Z <- matrix(rnorm(m * n), nrow=n, ncol=m)
A <- outer(1:m, 1:m, function(i, j) 0.2^abs(i - j))
B <- outer(1:n, 1:n, function(i, j) 0.2^abs(i - j))
M <- matrix(0, nrow=nrow(Z), ncol=ncol(Z))
group.one.indices <- 1:5
group.two.indices <- 6:10
M[group.one.indices, 1:3] <- 2
M[group.two.indices, 1:3] <- -2
X <- t(chol(B)) %*% Z %*% chol(A) + M
# Apply Algorithm 2 (jointMeanCovModSelCen) and pass the
# output to the summary function.
rowpen <- sqrt(log(m) / n)
out <- jointMeanCovModSelCen(X, group.one.indices, rowpen)
summary(out)
Penalty Parameter for Covariance Estimation Based on Theory
Description
This function returns a theoretically-guided choice of the glasso penalty parameter, based on both the row and column covariance matrices.
Usage
theoryRowpenUpperBound(A, B, n1, n2)
Arguments
A |
column covariance matrix. |
B |
row covariance matrix. |
n1 |
sample size of group one. |
n2 |
sample size of group two. |
Value
Returns a theoretically guided choice of the glasso penalty parameter.
References
Joint mean and covariance estimation with unreplicated matrix-variate data Michael Hornstein, Roger Fan, Kerby Shedden, Shuheng Zhou (2018). Joint mean and covariance estimation with unreplicated matrix-variate data. Journal of the American Statistical Association
Examples
# Define sample sizes
n1 <- 10
n2 <- 10
n <- n1 + n2
m <- 2e3
# Column covariance matrix (autoregressive of order 1)
A <- outer(1:n, 1:n, function(x, y) 0.2^abs(x - y))
# Row covariance matrix (autoregressive of order 1)
B <- outer(1:n, 1:n, function(x, y) 0.8^abs(x - y))
# Calculate theoretically guided Gemini penalty.
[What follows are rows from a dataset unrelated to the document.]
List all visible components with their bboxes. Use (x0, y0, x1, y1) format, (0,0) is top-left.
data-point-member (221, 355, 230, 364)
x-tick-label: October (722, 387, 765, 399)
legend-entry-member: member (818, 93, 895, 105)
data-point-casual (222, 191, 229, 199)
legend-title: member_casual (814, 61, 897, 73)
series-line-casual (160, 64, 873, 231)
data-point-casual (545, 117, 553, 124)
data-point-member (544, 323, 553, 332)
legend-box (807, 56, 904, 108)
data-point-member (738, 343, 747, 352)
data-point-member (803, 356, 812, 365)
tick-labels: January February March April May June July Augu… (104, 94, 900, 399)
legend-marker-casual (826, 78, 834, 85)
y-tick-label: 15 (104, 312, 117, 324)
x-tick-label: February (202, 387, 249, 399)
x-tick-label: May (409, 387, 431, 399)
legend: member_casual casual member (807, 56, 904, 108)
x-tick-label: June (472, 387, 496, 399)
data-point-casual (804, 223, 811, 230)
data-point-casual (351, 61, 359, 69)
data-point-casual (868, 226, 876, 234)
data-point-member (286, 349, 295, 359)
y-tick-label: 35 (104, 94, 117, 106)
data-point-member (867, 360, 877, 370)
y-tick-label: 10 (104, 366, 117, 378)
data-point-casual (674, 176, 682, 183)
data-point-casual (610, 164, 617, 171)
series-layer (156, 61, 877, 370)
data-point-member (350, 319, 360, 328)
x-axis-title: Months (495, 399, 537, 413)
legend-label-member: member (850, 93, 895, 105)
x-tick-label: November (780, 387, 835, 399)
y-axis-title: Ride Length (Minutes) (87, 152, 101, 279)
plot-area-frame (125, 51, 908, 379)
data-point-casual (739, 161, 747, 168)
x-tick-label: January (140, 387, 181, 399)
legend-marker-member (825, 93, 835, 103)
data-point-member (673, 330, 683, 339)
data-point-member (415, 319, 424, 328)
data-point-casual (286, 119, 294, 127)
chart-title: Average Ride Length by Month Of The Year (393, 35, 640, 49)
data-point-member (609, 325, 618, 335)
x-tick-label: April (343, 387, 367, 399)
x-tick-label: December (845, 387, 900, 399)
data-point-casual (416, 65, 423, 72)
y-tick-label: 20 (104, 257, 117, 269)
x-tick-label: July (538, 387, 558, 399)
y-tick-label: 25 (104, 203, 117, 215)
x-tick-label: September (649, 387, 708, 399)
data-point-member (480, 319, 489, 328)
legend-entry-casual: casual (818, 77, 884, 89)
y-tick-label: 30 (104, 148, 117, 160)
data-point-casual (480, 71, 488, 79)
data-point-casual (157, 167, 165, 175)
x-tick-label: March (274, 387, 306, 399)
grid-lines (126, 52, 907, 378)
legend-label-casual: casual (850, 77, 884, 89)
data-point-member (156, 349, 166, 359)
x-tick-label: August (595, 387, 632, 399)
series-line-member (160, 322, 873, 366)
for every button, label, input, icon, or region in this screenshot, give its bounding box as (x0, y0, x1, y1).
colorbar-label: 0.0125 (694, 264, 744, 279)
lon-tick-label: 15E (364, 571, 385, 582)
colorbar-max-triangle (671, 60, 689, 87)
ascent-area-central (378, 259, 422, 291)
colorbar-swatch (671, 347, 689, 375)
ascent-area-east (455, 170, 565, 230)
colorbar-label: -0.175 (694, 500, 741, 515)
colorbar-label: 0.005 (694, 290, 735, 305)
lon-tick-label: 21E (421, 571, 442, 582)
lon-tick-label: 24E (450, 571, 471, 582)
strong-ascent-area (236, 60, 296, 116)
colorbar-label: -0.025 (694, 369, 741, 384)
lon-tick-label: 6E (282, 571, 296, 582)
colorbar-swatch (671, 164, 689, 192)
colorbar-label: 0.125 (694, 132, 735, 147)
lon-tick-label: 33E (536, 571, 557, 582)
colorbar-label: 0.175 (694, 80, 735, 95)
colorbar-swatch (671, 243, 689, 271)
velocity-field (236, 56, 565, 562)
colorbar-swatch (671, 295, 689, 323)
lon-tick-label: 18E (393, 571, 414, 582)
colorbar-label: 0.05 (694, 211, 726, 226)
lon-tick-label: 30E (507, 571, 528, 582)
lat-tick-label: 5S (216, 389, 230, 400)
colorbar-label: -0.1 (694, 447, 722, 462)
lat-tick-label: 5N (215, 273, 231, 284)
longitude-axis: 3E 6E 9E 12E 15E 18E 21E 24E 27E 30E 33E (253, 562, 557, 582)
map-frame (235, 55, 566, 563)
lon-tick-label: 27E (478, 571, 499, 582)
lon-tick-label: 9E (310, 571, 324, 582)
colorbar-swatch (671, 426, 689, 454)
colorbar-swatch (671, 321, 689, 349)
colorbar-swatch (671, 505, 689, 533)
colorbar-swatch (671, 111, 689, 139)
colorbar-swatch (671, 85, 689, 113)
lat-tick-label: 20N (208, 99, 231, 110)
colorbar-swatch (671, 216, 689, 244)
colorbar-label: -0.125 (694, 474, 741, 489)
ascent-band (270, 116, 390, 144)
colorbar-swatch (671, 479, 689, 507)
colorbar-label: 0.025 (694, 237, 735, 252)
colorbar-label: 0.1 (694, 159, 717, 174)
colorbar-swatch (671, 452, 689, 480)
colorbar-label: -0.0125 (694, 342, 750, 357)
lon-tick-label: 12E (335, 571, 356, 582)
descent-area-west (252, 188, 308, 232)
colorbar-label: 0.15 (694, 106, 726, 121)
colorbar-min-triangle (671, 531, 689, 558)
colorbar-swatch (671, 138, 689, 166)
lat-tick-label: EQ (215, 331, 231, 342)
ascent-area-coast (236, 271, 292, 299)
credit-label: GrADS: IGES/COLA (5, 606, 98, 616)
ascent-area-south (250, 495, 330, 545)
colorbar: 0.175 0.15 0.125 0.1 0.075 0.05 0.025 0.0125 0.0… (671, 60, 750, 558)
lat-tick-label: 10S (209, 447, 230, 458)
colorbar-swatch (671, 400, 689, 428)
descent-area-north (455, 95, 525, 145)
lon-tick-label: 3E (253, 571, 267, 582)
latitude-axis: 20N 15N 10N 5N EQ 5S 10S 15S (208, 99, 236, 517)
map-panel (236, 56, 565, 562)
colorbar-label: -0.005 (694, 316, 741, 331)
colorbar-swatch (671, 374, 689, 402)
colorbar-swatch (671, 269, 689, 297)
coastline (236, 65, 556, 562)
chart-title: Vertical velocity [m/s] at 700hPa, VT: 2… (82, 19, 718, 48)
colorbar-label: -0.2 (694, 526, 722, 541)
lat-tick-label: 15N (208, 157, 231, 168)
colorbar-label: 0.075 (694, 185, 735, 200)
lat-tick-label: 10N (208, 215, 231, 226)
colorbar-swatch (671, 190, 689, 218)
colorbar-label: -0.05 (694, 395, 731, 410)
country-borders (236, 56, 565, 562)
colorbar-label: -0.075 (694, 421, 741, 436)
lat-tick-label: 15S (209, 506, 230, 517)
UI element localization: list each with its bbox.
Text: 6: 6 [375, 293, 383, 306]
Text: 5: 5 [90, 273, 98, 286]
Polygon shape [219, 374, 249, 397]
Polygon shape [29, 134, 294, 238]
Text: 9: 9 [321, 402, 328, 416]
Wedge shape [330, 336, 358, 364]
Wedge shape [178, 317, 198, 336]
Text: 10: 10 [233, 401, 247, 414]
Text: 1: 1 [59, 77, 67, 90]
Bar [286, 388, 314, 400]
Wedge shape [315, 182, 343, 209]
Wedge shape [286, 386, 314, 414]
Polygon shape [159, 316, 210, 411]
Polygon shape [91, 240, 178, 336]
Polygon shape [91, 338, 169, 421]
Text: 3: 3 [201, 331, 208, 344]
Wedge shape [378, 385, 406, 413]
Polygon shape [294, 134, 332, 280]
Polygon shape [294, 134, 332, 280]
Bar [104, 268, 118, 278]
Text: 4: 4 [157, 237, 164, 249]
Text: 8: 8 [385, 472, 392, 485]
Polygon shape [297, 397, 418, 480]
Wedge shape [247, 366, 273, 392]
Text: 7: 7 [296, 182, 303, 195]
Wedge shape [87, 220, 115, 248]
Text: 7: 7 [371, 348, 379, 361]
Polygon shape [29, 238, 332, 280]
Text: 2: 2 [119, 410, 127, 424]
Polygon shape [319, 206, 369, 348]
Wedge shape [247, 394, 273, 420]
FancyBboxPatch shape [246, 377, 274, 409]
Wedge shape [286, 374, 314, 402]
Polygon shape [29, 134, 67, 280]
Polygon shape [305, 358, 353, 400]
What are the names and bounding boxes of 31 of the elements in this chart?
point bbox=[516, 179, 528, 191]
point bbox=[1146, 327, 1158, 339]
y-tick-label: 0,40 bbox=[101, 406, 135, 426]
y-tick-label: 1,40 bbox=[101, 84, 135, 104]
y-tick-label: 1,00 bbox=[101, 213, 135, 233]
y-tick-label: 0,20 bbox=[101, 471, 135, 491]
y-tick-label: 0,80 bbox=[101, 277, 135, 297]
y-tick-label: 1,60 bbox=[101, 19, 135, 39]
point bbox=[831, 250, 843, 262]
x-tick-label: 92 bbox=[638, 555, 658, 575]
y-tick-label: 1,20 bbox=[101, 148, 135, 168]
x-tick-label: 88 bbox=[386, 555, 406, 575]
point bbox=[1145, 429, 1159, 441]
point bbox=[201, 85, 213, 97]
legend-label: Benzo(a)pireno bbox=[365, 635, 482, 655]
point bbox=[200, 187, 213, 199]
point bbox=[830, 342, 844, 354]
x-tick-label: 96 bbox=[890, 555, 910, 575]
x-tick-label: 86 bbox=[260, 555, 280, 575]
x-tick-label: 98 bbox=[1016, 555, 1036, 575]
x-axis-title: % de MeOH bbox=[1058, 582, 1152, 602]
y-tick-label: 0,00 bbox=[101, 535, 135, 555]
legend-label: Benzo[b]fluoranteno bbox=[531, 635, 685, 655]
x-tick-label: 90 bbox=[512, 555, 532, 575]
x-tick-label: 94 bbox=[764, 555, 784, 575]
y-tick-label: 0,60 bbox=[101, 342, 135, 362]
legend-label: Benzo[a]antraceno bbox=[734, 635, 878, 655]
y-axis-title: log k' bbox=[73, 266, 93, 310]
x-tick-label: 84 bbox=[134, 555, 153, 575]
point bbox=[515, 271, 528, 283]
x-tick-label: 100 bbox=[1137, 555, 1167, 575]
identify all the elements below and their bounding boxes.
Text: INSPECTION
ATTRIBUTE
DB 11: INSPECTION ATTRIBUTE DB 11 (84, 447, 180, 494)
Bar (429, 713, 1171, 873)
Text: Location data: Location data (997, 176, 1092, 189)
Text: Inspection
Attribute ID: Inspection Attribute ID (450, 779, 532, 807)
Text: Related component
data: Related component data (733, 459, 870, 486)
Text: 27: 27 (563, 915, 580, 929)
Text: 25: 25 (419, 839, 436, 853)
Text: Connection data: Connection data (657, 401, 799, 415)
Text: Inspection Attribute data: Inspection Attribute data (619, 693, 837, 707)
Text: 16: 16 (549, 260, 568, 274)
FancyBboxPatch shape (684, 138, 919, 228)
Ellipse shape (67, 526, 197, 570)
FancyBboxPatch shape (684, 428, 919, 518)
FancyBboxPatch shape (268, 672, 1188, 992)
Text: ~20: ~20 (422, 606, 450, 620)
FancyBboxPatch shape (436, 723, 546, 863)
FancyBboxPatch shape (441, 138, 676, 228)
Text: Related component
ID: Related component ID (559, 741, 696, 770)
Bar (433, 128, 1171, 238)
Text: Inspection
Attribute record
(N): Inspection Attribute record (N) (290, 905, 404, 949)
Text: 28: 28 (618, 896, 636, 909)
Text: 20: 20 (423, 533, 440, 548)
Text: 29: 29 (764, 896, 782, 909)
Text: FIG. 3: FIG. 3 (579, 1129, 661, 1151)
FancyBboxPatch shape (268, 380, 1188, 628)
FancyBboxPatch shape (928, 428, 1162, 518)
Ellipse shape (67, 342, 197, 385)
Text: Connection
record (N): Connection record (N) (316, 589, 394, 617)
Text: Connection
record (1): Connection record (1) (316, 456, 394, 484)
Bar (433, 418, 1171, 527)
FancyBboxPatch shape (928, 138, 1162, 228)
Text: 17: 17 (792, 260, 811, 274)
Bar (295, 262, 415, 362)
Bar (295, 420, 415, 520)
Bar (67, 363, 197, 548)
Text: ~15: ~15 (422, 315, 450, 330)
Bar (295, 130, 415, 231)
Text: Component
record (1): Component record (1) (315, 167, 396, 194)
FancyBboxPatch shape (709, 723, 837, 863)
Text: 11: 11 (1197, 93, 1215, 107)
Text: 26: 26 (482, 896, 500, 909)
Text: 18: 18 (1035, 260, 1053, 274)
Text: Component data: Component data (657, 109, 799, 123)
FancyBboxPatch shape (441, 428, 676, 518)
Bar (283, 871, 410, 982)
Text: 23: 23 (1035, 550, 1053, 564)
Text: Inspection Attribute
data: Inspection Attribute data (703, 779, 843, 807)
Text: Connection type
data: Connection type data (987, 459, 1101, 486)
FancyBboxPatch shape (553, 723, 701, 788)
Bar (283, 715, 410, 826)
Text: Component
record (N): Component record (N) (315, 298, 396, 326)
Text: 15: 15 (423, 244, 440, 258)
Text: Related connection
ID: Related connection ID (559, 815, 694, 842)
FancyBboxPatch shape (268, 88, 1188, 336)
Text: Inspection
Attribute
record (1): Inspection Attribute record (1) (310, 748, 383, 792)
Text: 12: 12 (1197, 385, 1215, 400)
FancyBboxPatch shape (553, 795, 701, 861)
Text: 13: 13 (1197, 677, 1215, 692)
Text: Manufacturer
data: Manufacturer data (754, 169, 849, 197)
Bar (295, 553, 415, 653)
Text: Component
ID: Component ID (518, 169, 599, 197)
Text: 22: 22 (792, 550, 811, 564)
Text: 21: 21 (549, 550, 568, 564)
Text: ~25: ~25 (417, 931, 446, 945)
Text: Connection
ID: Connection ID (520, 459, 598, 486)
rowpen <- theoryRowpenUpperBound(A, B, n1, n2)
print(rowpen)
Penalty Parameter for Covariance Estimation Based on Theory
Description
This function returns a theoretically-guided choice of the glasso penalty parameter, treating the column correlation matrix as the identity.
Usage
theoryRowpenUpperBoundDiagA(B, n1, n2, m)
Arguments
B |
row covariance matrix. |
n1 |
sample size of group one. |
n2 |
sample size of group two. |
m |
number of columns of the data matrix (where the data matrix is of size n by m, with n = n1 + n2). |
Value
Returns a theoretically guided choice of the glasso penalty parameter.
References
Joint mean and covariance estimation with unreplicated matrix-variate data Michael Hornstein, Roger Fan, Kerby Shedden, Shuheng Zhou (2018). Joint mean and covariance estimation with unreplicated matrix-variate data. Journal of the American Statistical Association
Examples
# Define sample sizes
n1 <- 10
n2 <- 10
n <- n1 + n2
m <- 2e3
# Row covariance matrix (autoregressive of order 1)
B <- outer(1:n, 1:n, function(x, y) 0.8^abs(x - y))
# Calculate theoretically guided Gemini penalty.
rowpen <- theoryRowpenUpperBoundDiagA(B, n1, n2, m)
print(rowpen)
Design Matrix for Two-Group Mean Estimation
Description
This function returns the design matrix for two-group mean estimation. The first column contains indicators for membership in the first group, and the second column contains indicators for memebership in the second group.
Usage
twoGroupDesignMatrix(group.one.indices, group.two.indices)
Arguments
group.one.indices |
indices of observations in group one. |
group.two.indices |
indices of observations in group two. |
Details
Example
D <- twoGroupDesignMatrix(1:2, 3:5) # print(D) displays the following: [,1] [,2] [1,] 1 0 [2,] 1 0 [3,] 0 1 [4,] 0 1 [5,] 0 1
Value
Returns a design matrix of size n by 2, where n is the sample size.